‘Sorunları çözebilecek bir iradeye ihtiyaç var’
Saadet Partisi İstanbul Milletvekili Mustafa Kaya, Kastamonu’da partililerle bir araya geldi...
Saadet
Partisi İstanbul Milletvekili Mustafa Kaya, “Kastamonu’nun kendine özel yüz
yıldır ihmal edilen eksiklikleri, yanlışlıkları var. Aynı zamanda ortak
sorunlarımız da var. Bu ortak sorunları çözebilecek bir iradeye ihtiyaç var”
dedi.
Partisinin
il başkanlığı tarafından Kastamonu Kastilya Turizm Tesisi’nde düzenlenen
“Milletin Vekilleri, Milletin Yanında, Millet-Vekili Türkiye Buluşmaları”
kapsamında Saadet Partisi İstanbul Milletvekili Mustafa Kaya, sivil toplum
kuruluşları ve partililerle bir araya geldi.
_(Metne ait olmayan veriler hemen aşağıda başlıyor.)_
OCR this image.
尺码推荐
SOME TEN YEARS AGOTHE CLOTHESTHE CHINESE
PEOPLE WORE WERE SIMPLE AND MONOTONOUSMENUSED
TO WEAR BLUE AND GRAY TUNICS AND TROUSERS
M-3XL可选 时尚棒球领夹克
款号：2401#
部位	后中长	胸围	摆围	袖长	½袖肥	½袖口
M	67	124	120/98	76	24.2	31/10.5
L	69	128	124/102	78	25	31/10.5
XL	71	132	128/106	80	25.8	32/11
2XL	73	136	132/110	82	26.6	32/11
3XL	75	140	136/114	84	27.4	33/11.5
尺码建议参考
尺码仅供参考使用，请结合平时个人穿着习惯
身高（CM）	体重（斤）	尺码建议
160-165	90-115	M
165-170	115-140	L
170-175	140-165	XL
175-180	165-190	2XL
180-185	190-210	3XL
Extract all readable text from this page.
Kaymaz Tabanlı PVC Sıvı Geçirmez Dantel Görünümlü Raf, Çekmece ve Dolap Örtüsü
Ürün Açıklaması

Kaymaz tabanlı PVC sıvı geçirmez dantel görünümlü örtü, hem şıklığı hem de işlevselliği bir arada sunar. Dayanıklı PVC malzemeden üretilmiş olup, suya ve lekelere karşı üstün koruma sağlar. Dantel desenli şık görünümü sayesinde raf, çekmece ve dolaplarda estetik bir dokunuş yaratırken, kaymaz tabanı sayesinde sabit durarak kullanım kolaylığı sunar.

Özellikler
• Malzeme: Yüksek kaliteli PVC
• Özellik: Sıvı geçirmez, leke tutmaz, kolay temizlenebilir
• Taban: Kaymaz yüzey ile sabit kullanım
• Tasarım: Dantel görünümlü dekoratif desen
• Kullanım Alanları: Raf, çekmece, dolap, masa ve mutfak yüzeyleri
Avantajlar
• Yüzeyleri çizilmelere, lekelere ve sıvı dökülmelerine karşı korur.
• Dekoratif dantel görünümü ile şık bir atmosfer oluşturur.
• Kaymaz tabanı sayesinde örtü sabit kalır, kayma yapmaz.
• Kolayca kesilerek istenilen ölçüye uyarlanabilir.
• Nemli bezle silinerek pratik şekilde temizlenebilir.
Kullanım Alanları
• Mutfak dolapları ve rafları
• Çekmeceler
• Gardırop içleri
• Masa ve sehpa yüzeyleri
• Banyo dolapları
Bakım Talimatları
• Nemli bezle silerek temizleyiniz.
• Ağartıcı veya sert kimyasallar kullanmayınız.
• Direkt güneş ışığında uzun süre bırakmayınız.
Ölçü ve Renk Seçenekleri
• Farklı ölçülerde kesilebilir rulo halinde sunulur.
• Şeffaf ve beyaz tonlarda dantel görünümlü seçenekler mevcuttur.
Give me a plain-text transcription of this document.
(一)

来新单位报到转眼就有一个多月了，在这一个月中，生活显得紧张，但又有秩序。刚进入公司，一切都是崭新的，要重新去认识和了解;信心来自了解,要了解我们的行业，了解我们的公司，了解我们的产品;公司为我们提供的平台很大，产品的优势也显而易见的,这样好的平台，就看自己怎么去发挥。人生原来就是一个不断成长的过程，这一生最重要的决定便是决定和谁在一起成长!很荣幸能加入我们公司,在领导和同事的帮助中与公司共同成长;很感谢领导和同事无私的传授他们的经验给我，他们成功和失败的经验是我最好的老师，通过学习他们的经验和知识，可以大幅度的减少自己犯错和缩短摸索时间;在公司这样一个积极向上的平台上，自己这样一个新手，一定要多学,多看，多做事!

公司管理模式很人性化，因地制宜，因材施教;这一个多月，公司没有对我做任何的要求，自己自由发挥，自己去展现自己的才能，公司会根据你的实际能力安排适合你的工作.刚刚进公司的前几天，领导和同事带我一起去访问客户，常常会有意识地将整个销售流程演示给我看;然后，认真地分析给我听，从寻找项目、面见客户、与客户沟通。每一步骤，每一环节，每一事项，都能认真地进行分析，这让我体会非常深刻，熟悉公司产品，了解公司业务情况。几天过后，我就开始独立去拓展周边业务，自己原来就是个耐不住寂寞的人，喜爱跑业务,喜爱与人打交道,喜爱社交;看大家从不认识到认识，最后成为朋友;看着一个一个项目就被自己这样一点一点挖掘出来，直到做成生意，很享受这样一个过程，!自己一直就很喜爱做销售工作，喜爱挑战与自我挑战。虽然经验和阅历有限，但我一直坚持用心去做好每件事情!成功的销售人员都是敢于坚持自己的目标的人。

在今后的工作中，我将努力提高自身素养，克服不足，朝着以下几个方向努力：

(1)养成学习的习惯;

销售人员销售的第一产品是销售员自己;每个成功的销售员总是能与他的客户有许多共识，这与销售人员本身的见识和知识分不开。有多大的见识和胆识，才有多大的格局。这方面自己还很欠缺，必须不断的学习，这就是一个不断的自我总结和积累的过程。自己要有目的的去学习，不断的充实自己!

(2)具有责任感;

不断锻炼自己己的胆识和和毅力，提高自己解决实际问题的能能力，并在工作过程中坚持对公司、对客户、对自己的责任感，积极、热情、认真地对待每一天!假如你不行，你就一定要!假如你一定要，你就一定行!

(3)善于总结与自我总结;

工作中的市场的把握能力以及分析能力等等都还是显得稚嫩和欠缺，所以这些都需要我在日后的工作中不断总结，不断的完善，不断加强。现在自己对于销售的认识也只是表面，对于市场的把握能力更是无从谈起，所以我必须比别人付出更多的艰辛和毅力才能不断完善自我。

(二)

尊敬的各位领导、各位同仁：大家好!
Toplantıya Mustafa Kayı’nın yanısıra Saadet Partisi İl Başkanı Kadir Yalçın, İl Müfettişi Yüksel Canpolat, partililer ve STK temsilcileri katıldı.
KAYA: “TOPLUMUN KARŞI
KARŞIYA KALDIĞI RİSKLERİN TAMAMI BU İKTİDAR TARAFINDAN TEYİT EDİLDİ”
Saadet
Partisi İstanbul Milletvekili Mustafa Kaya ise konuşmasında şunları dile
getirdi; “Saadet Partisi milletvekilleri olarak 14 Mayıs itibarıyla 10
milletvekilimizle beraber bütün Türkiye’de STK ve Halkla İlişkiler Başkanlığımızın
yaptığı plan çerçevesinde bütün Türkiye’de illerimizi geziyoruz. Ben de bu ay
içerisinde toplamda 9 ilde aynı programı gerçekleştireceğim. Zannediyorum
Kastamonu 5 veya 6’ncı ilimiz oldu. Bundan sonra Sinop, Çankırı, Edirne var.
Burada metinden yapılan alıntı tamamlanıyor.